Cena do filme "O Dia Depois"
Ela é linda, carismática, talentosa. Ela é Kim Min-hee, atriz sul-coreana admirada internacionalmente, musa absoluta do diretor Hong Sang-soo. Juntos, eles já trabalharam em diversos filmes aclamados e premiados, entre eles "Na Praia à Noite Sozinha", que a levou a ser a primeira atriz coreana a ganhar o prêmio de Melhor Atriz no Festival de Berlim. Mas o destaque aqui vai para "O Dia Depois" (2017), mais uma feliz parceria dela com Hong Sang-soo, longa que concorreu À Palma de Ouro no Festival de Cannes 2017 e está disponível no streaming À La Carte. O filme acompanha o terrível equívoco cometido por uma mulher que confunde a nova funcionária do marido com a ex-amante dele, após encontrar um bilhete de amor no bolso do homem.
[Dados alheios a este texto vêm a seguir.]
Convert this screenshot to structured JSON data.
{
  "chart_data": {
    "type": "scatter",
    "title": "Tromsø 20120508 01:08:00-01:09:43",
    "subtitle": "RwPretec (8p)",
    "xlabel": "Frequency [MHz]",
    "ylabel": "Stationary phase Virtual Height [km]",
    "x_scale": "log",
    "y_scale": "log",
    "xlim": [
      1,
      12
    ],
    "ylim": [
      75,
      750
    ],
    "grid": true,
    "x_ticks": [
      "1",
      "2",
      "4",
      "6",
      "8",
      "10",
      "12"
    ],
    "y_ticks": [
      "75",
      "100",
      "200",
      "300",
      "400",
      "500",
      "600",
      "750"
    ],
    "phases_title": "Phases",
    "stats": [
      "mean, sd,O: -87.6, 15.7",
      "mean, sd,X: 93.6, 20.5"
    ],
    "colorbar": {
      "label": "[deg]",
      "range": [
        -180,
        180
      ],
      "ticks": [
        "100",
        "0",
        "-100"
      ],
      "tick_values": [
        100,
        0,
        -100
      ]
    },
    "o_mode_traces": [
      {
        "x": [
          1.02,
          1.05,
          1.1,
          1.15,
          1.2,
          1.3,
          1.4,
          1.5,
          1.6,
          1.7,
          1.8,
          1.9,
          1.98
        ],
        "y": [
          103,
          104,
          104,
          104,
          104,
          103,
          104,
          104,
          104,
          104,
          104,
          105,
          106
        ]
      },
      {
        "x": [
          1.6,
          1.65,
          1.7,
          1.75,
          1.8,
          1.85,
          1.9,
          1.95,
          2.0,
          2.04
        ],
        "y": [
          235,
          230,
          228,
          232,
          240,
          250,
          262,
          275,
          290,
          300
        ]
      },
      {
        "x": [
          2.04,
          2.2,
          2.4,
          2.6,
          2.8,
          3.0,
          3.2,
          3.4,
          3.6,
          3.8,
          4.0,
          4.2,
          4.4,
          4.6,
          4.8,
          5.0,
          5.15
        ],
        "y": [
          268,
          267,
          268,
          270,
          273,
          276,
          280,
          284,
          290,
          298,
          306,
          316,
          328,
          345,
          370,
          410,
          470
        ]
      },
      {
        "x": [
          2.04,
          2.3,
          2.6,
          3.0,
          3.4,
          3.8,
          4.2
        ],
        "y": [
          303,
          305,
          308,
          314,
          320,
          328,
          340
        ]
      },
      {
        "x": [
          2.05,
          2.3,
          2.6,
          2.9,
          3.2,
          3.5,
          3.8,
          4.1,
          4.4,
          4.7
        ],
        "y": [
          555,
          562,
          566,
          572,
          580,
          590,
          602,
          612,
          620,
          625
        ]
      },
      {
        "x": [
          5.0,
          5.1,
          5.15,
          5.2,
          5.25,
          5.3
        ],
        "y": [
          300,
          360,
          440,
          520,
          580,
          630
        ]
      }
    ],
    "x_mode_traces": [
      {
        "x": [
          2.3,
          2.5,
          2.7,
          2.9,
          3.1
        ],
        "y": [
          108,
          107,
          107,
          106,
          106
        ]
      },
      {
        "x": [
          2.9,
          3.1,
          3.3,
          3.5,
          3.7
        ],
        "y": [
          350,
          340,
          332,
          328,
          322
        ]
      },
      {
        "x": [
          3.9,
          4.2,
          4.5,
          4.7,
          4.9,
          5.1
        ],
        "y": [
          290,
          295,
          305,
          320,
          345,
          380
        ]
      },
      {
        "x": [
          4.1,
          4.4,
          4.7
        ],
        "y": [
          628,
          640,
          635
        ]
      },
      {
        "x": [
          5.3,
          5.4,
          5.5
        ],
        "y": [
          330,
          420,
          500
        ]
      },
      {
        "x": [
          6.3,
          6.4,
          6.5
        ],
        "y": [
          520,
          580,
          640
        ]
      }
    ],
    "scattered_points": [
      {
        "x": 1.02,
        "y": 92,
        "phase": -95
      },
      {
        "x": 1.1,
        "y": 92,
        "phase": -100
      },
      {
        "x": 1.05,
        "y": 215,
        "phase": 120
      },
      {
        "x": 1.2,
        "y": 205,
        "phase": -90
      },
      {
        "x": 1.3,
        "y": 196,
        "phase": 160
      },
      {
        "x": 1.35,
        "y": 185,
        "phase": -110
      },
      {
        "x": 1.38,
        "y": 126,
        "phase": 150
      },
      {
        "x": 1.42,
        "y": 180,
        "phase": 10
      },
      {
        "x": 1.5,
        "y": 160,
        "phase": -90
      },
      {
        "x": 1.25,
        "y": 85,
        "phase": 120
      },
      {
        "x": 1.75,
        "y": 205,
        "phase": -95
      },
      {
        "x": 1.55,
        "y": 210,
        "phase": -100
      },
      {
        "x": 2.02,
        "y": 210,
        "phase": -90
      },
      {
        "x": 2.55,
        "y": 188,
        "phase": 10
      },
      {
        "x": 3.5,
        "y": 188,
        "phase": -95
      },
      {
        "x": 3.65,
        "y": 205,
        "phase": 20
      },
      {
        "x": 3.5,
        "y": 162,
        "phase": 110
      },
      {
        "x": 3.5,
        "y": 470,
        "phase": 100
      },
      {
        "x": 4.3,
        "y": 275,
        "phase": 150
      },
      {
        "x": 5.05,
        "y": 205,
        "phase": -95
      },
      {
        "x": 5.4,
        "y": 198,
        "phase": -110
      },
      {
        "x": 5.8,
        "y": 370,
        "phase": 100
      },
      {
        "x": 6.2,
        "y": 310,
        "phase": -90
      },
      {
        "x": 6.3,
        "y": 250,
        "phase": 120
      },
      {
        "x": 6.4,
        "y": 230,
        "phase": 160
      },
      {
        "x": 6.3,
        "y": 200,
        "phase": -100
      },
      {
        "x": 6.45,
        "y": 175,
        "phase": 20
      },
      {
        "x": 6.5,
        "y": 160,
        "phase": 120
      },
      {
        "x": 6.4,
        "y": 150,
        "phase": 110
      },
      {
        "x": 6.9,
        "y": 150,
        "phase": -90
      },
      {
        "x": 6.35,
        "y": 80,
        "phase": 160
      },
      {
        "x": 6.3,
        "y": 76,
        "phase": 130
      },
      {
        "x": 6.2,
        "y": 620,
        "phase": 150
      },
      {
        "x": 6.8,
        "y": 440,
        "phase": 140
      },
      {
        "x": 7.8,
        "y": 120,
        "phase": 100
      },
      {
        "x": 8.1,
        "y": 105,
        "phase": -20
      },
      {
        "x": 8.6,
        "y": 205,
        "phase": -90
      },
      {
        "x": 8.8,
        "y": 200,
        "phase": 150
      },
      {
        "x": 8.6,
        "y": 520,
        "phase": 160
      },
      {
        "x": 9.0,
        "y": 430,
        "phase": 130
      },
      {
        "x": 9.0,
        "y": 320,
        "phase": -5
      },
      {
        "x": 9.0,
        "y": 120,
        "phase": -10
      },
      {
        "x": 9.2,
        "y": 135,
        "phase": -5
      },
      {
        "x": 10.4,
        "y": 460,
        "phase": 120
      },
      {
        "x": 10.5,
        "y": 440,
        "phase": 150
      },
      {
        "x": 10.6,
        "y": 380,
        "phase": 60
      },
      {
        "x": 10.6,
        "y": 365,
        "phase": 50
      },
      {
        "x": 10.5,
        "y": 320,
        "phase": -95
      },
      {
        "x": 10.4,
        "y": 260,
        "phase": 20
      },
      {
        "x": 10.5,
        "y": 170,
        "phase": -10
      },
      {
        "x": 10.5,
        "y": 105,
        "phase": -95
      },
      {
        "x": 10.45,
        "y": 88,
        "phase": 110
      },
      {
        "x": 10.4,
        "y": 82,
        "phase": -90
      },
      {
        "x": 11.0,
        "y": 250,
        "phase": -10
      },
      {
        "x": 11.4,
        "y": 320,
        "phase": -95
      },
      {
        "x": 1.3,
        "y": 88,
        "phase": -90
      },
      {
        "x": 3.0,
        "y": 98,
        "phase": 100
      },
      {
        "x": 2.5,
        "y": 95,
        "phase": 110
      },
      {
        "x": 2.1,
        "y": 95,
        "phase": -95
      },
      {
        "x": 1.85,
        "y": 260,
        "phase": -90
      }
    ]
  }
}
Segundo Inácio Araujo, em sua crítica publicada na Folha de S. Paulo, "'O Dia Depois' é filme impecável do diretor Hong Sang-soo". Leia abaixo o maravilhoso texto de Inácio na íntegra.
'O Dia Depois' é filme impecável do diretor Hong Sang-soo
Longa dialogo com Yasujiro Ozu, mas com suas próprias imagens da vida
Por Inácio Araújo
Cena do filme "O Dia Depois"
Certa manhã, bem cedo, um homem, Bongwan, toma café. Sua mulher entra, senta do outro lado da mesa, e começa a interpelá-lo. Por que sair tão cedo? Por que está emagrecendo? Por que mal come? Está namorando alguém?
Bongwan hesita, nega, esquiva-se. Toda a conversa acontece em um único plano: podemos observar os dois, suas reações, silêncios. A força da cena vem dos tempos, da permanência da câmera, do diálogo, dos atores e seus gestos. Bastaria apenas isso para notar que Hong Sang-soo é um cineasta muito especial.
Pouco depois, Bongwan recebe em sua editora a bela jovem Areum, sua nova assistente. Ele é também um célebre crítico literário. Eles almoçam juntos. Areum pergunta-lhe por que vive. Diante de Areum e suas questões Bongwan sente-se tão desarmado quanto diante da mulher.
Bongwan diz a horas tantas que as palavras não conseguem traduzir a realidade. Areum lança-lhe novas questões. O que é realidade? Não será a realidade um sonho?
A essa altura já nos perguntamos se essa é a garota que ele namora secretamente. A mulher de Bongwan não perde tempo com tais perguntas: acha que é e pronto. Vai até a editora e começa a surrar a outra. Só que Areum não era a namorada secreta do crítico. Ele, de fato, tinha se afastado da namorada secreta, que por sinal é ex-secretária.
Cena do filme "Nos Vemos no Paraíso"
Já estava bem para um primeiro dia num novo emprego, poderia pensar Areum. Mas a coisa não fica por aí. A antiga ex-namorada e ex-secretária de Bongwan reaparece. Temos então três mulheres e um homem. A conta não importa: nos filmes de Hong é mais ou menos assim que funciona. Aqui há um tanto mais de Ozu no grande mestre coreano: um quê de melodrama, outro tanto de comédia. Mas de um para outro o universo inteiro muda.
Se em Ozu, o homem era senhor do mundo, Hong nos coloca diante de um sujeito frágil, questionável mas nunca questionador; ainda senhor do mundo, mas de um mundo esfacelado, em que seu domínio tornou-se uma ficção.
Será então o mundo das mulheres? Pode ser. Não que Hong veja grande futuro nisso. Entre si ou em relação aos homens elas podem chorar, mas nunca em vão: partem para cima sem sutilezas. Como a namorada de Bongwan, que ao ressurgir aconselha o editor a demitir a nova secretária e ainda sugere que ele deve a entregá-la à esposa como sua amante...
Com isso, ficamos num só exemplo. Seja o mundo real ou sonhado, com Deus ou sem, todas as hipóteses propostas pelas personagens levam a um mundo nem de santos, nem de demônios. Somos mais seres levados por correntes, por acasos. Podemos chorar ou rir (também o filme: pode ser melodramático ou cômico, conforme o momento).
Nesse discreto turbilhão, Bongwan fará suas escolhas. Ficará com isso e abrirá não daquilo. A vida é um pouco decepcionante, dizia Yasujiro Ozu, o fabuloso mestre japonês. É sim, responde Hong. Não como um eco: com suas próprias e magníficas imagens.
Dos três filmes que Hong Sang-soo fez em 2017, já tínhamos visto o espetacular "Na Praia à Noite Sozinha", agora nos chega esse impecável "O Dia Depois". Falta "O Quarto de Claire": quem gosta de cinema já aguarda com ansiedade.